Becker County has experienced the waves of thrillcraft enthusiasm as our lakeshore communities and boaters dealt with jet skies and our rural residents learned to cope with snowmobiles. More recently the ATV issue surged to the forefront in Becker with the controversy over a 70-mile long ATV trail proposed for construction on public forest land in Round Lake Township near the Tamarac National Wildlife Refuge. Sufficient citizen opposition arose to defeat that proposal back in 2007 but it seems the project is not dead.
In conjunction with the DNR's actions to limit adverse ATV impacts on State Forest in the state, the Becker County Board has wrestled with the problem of how to deal with those same impacts on tax-forfeited lands.
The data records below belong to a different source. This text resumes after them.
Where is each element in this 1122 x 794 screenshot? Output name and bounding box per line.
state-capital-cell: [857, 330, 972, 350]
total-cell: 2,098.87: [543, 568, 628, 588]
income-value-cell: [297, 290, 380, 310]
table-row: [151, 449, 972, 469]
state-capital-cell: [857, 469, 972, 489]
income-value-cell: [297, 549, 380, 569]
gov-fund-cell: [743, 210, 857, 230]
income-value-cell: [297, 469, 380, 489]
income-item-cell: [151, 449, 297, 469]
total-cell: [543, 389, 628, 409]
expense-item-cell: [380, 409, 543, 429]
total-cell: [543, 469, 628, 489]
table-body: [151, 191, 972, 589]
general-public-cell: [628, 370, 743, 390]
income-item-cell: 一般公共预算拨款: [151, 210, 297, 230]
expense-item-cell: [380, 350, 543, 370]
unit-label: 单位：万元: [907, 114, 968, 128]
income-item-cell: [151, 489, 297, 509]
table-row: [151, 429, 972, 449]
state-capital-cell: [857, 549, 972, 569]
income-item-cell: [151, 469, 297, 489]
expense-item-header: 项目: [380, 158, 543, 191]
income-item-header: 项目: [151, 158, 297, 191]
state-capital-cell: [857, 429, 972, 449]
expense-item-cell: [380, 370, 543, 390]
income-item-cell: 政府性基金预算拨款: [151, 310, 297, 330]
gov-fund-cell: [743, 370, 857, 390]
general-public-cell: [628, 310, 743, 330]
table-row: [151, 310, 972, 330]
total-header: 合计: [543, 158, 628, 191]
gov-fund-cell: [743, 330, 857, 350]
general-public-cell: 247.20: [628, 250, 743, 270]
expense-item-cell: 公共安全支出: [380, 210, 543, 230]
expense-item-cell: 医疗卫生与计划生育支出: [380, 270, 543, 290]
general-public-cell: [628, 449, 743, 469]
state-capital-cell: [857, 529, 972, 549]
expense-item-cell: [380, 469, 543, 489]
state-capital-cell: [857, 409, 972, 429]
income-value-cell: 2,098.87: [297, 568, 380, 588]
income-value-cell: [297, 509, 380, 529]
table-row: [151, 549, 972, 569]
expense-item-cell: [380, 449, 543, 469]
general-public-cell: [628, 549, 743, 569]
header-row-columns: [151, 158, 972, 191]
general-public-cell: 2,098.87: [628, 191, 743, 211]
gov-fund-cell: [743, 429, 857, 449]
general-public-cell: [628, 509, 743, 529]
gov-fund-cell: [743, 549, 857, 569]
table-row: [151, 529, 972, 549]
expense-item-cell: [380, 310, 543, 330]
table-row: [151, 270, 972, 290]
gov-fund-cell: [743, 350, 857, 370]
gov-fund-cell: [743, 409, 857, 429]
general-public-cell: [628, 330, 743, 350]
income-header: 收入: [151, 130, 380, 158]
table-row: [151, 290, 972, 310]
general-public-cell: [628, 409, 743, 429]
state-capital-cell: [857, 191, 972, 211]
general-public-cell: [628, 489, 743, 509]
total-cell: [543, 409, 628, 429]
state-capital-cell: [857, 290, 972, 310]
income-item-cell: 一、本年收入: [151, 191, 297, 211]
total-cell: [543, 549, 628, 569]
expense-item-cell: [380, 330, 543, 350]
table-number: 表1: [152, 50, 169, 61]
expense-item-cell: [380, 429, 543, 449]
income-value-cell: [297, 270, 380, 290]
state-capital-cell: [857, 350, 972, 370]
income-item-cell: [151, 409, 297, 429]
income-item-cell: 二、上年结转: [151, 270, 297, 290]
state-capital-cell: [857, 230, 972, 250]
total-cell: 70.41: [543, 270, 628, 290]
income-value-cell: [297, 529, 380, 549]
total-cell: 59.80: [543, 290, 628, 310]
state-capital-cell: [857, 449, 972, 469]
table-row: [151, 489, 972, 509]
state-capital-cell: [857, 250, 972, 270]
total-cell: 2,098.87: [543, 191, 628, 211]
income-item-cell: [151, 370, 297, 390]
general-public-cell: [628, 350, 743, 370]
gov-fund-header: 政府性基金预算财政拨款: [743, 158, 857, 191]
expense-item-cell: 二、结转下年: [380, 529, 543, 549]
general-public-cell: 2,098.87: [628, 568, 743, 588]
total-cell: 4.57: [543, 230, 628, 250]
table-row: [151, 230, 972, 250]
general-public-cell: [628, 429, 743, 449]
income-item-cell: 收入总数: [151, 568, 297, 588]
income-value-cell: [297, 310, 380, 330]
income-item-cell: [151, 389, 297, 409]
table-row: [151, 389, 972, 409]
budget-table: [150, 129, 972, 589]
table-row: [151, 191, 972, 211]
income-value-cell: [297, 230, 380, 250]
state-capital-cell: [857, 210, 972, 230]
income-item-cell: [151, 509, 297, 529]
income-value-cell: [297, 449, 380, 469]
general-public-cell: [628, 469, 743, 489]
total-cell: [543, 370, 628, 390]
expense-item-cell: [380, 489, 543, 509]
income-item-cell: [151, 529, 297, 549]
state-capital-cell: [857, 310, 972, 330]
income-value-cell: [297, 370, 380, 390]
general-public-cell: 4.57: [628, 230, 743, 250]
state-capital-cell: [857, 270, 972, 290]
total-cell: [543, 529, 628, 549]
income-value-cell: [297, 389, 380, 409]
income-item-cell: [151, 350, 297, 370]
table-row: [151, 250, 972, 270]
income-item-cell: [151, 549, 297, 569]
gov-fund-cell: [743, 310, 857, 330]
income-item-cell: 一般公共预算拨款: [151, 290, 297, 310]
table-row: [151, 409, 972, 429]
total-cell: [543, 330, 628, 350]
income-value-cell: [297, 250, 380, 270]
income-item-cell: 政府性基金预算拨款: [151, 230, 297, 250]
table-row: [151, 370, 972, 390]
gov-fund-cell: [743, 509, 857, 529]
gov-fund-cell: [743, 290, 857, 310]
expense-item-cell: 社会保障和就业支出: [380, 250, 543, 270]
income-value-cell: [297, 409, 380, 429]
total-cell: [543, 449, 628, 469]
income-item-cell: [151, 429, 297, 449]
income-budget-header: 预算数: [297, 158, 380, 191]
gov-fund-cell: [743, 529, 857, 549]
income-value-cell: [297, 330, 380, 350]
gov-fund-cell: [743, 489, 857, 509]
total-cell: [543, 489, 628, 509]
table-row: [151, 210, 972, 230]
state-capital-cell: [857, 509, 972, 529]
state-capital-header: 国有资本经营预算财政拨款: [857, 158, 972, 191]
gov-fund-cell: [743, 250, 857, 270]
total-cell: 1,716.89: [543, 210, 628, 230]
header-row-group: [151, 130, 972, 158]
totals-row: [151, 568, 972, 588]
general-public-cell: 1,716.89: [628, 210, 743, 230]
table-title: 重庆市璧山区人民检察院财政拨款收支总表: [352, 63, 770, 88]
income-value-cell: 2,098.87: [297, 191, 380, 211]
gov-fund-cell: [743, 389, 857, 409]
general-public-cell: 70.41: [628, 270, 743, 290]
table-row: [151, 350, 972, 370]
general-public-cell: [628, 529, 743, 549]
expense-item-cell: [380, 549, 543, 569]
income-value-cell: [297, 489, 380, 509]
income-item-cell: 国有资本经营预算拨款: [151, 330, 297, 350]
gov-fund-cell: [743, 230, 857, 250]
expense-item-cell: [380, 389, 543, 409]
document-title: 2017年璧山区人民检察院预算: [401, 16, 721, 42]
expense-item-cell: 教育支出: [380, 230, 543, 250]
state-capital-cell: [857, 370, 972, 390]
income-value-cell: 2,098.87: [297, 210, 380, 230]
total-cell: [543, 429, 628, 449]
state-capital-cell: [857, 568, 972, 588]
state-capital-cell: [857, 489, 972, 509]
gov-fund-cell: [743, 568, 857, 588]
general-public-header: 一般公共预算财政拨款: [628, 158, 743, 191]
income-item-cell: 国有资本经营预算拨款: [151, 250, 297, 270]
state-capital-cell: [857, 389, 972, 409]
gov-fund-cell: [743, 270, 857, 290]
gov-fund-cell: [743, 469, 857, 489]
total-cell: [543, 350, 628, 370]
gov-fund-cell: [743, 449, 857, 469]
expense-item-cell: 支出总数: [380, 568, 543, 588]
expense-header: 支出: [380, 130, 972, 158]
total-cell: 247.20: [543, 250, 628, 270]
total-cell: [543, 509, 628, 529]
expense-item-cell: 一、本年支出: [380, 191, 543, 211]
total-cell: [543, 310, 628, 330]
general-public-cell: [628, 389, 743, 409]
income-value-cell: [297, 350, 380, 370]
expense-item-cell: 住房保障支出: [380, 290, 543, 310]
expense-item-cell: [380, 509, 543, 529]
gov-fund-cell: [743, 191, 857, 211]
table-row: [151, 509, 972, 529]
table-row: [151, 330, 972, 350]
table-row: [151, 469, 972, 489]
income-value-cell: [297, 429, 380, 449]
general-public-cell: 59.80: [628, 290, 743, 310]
Local and regional ATV clubs have resisted any new restrictions and pressed the County to keep these forested lands wide open to this thrillcraft recreation. Assisted by a statewide organization of ATV clubs, the All Terrain Vehicle Association of Minnesota (ATVAM) and backed by a powerful industrial lobby from two in-state ATV manufacturers vocal advocates for using public forests for ATV playgrounds have tried to convince elected officials that their sport is benign in spite of volumes of studies to the contrary.
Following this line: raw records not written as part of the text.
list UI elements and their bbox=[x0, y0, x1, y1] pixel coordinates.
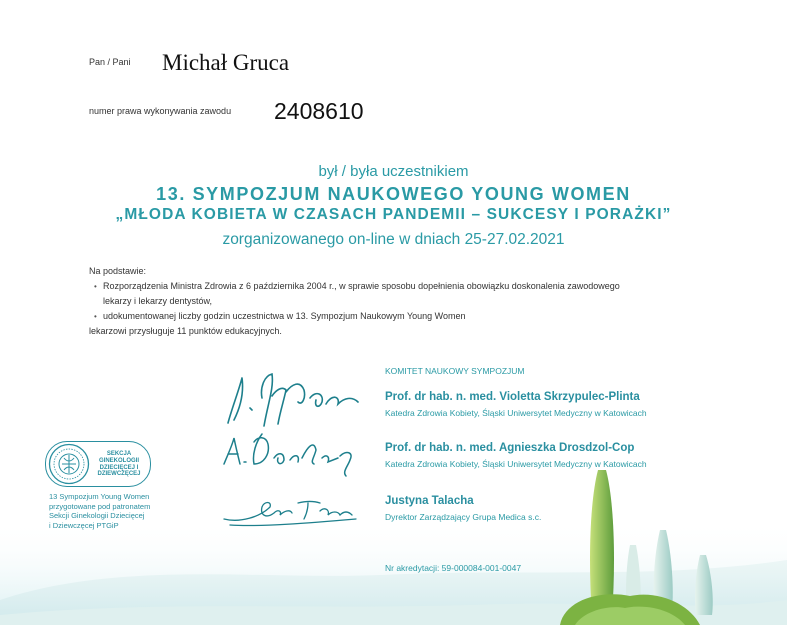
basis-conclusion: lekarzowi przysługuje 11 punktów edukacyjnych. bbox=[89, 326, 282, 336]
symposium-dates: zorganizowanego on-line w dniach 25-27.02.2021 bbox=[222, 231, 565, 248]
signature-drosdzol bbox=[218, 428, 363, 478]
logo-caption-line: 13 Sympozjum Young Women bbox=[49, 492, 150, 501]
committee-member-name: Prof. dr hab. n. med. Violetta Skrzypulec-Plinta bbox=[385, 391, 640, 403]
committee-heading: KOMITET NAUKOWY SYMPOZJUM bbox=[385, 366, 525, 376]
seal-icon bbox=[48, 443, 90, 485]
basis-bullet-regulation-line1: Rozporządzenia Ministra Zdrowia z 6 października 2004 r., w sprawie sposobu dopełnienia obowiązku doskonalenia zawodowego bbox=[103, 281, 620, 291]
license-number: 2408610 bbox=[274, 98, 364, 124]
tree-main bbox=[590, 470, 614, 615]
logo-caption-line: i Dziewczęcej PTGiP bbox=[49, 520, 119, 530]
license-label: numer prawa wykonywania zawodu bbox=[89, 106, 232, 116]
symposium-title: 13. SYMPOZJUM NAUKOWEGO YOUNG WOMEN bbox=[156, 184, 631, 204]
basis-bullet-regulation-line2: lekarzy i lekarzy dentystów, bbox=[103, 296, 213, 306]
committee-member-affiliation: Katedra Zdrowia Kobiety, Śląski Uniwersytet Medyczny w Katowicach bbox=[385, 459, 647, 469]
committee-member-name: Prof. dr hab. n. med. Agnieszka Drosdzol-Cop bbox=[385, 442, 635, 454]
committee-member-affiliation: Katedra Zdrowia Kobiety, Śląski Uniwersytet Medyczny w Katowicach bbox=[385, 408, 647, 418]
section-logo bbox=[45, 441, 151, 487]
seal-text: SEKCJA GINEKOLOGII DZIECIĘCEJ I DZIEWCZĘCEJ bbox=[97, 451, 141, 478]
committee-member-name: Justyna Talacha bbox=[385, 495, 474, 507]
basis-block bbox=[89, 264, 709, 339]
basis-bullet-regulation bbox=[103, 279, 709, 309]
recipient-name: Michał Gruca bbox=[162, 50, 290, 75]
logo-caption bbox=[49, 492, 189, 530]
signature-talacha bbox=[220, 493, 365, 529]
symposium-subtitle: „MŁODA KOBIETA W CZASACH PANDEMII – SUKCESY I PORAŻKI” bbox=[115, 206, 672, 223]
accreditation-number: Nr akredytacji: 59-000084-001-0047 bbox=[385, 563, 522, 573]
signature-skrzypulec bbox=[220, 368, 365, 430]
basis-intro: Na podstawie: bbox=[89, 266, 147, 276]
committee-member-affiliation: Dyrektor Zarządzający Grupa Medica s.c. bbox=[385, 512, 542, 522]
logo-caption-line: przygotowane pod patronatem bbox=[49, 501, 151, 511]
recipient-label: Pan / Pani bbox=[89, 57, 131, 67]
logo-caption-line: Sekcji Ginekologii Dziecięcej bbox=[49, 511, 145, 520]
basis-bullet-hours: • udokumentowanej liczby godzin uczestnictwa w 13. Sympozjum Naukowym Young Women bbox=[103, 309, 709, 324]
participation-line: był / była uczestnikiem bbox=[318, 163, 469, 180]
At a public hearing scheduled for May 12, Becker County will gauge public sentiment on the issue. Hopefully, citizens will arm themselves with knowledge of the true cost to society of motorized recreation on public lands and voice their concerns at this hearing. Costs borne by the taxpayer to repair damaged roads, ditches, and forest lands, for emergency first response to ATV accidents, the burden on already overtaxed law enforcement to deal with citizen ATV complaints, and the loss of tourist business when ATV traffic drives traditional vacationers to quieter resorts may be a price to high to pay for the small fraction of outdoor recreationists who choose machines over hiking sticks. Suggestions for a deliberate examination of the social, economic, environmental and cultural costs of this questionable "sport" through preparation of an Outdoor Recreation Plan for Becker County should be supported. There may be appropriate places and times for motorized recreation but that place is certainly not everywhere on our public forest lands. Decisions on how to use our public lands and who should pay the costs from the damage and abuse should not be left to the special interest groups like ATVAM and the ATV manufacturers.